Since an expansive interpretation of theCommerce Clause is the lone constitutional justification for federal regulations over housing, banking, energy, communications, transportation, labor, the environment, etc., despite those areas not being enumerated federal powers under the Constitution (which is the reason it has commonly been called “the everything clause” in law schools), this would give Congress even more power over Americans’ economic lives. And that is a serious cause for concern.

The Constitution included the Commerce Clause because under the Articles of Confederation, states were extorting each other’s residents by imposing duties on trade crossing their borders, and they recognized that such mutual beggar-thy-neighbor efforts hurt them all. In fact, the call to the Constitutional Convention arose from a 1786 meeting of five central states to reduce internal trade barriers.

In The Federalist’s words, the Commerce Clause was thus intended to be a “restraint imposed on the authority of the States,” in order to prevent them from interfering with the trade between them (following the then more common meaning of regulate as “to remove impediments,” and thus make it “more regular”). Since “the powers delegated…to the Federal Government, are few and defined…The powers reserved to the several States will extend to all the objects, which, in the ordinary course of affairs, concern the lives, liberties and prosperities of the people; and the internal order, improvement, and prosperity of the State,” it was not intended to create an extensive federal power to regulate (following the more modern meaning of regulate as “to tell others what to do”) the minutiae of economic life.

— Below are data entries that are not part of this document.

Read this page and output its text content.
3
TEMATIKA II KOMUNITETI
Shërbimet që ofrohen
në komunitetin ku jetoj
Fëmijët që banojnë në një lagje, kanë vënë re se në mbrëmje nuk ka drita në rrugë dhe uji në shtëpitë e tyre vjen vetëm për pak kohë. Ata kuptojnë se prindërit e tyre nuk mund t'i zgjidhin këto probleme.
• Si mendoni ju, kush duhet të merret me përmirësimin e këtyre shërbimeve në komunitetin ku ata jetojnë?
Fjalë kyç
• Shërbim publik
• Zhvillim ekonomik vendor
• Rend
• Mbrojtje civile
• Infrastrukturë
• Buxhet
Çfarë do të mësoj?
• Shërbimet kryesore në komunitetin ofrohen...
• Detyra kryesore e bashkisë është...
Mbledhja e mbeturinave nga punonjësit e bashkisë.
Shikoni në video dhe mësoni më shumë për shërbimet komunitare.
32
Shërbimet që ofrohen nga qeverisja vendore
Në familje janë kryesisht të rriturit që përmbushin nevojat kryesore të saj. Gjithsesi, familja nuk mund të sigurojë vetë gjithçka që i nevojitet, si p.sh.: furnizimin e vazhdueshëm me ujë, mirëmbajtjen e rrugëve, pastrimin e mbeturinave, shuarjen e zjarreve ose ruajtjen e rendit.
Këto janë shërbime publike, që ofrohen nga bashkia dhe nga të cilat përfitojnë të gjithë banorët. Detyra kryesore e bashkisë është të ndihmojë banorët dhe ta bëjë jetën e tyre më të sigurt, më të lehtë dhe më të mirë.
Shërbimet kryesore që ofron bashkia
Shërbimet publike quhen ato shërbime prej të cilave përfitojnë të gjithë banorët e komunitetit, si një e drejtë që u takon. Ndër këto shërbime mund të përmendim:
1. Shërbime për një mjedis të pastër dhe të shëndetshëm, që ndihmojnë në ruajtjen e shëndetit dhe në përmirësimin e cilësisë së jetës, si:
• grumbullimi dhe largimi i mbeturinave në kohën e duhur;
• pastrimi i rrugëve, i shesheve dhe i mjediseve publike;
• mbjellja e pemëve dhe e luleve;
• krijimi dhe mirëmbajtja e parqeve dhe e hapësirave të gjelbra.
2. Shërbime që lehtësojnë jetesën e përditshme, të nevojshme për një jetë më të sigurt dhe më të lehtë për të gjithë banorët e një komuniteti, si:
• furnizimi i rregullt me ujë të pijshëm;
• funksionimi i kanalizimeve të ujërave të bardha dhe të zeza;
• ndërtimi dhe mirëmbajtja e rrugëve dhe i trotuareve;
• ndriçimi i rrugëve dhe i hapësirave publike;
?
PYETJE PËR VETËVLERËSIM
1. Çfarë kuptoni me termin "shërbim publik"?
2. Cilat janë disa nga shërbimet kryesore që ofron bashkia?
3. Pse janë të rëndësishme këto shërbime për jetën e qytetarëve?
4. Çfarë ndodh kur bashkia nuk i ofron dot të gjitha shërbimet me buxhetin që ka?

Despite that intent, court interpretation of the Commerce Clause has moved far from our Founders’ understanding. Rulings have progressively deleted its constraints on federal powers, to where it is now routinely cited to justify federal regulation of whatever Congress decides counts as having something to do with commerce (which is virtually everything).

For a century, the Commerce Clause was solely used to overturn state restrictions on interstate commerce as unconstitutional. But with the Interstate Commerce Act of 1887, it began to be used to support active congressional regulation of commerce. Since then, the original Commerce Clause has been further undermined, with a near death blow coming in Wickard v. Filburn in 1942.

Justice Robert Jackson’s opinion in that case ballooned the scope of the Commerce Clause to extend federal power to regulate interstate commerce to the power to ban (not regulate) production (not commerce) occurring in a single state (not interstate). Anything found to have a substantial effect–i.e., any business practice whatsoever—was turned into fair game for federal regulators, at their discretion. The results we see in the acronyms of almost uncountable federal agencies all around us.

As long as the Supreme Court upholds and extends Commerce Clause precedents such as Wickard v. Filburn, there is hardly any limit to the federal regulation of business beyond the need for a congressional majority (which Federalist No. 10 assures us is inconsistent with our Founders’ vision). Any tatters of the restraining power it once exercised over the federal government will be effectively erased from the Constitution.

The baseball antitrust exception is one of the few remaining precedents still adhering to the earlier, limited-government understanding of the Commerce Clause, in part because the erosion of it by 1922 had progressed far less than subsequently. So while politicians may want to target baseball’s antitrust exemption as punishment for actions they dislike (although a far more effective remedy would be to return to a clear legal understanding that corporate executives represent only the interests of the investors whose resources they manage, not every conceivable self-proclaimed “stakeholder,” which would eliminate many woke possibilities), it would come at too high a constitutional price. Americans would be far better off if, instead of further eroding Justice Holmes’ ruling, we upheld his “originalist” Commerce Clause logic, and the limit it imposed on federal power to do what it wants, whether it advances our joint interests or not. After all, as recent events have made blindingly obvious, it is not hard to see that much of what is emanating from the beltway fits in the “or not” category.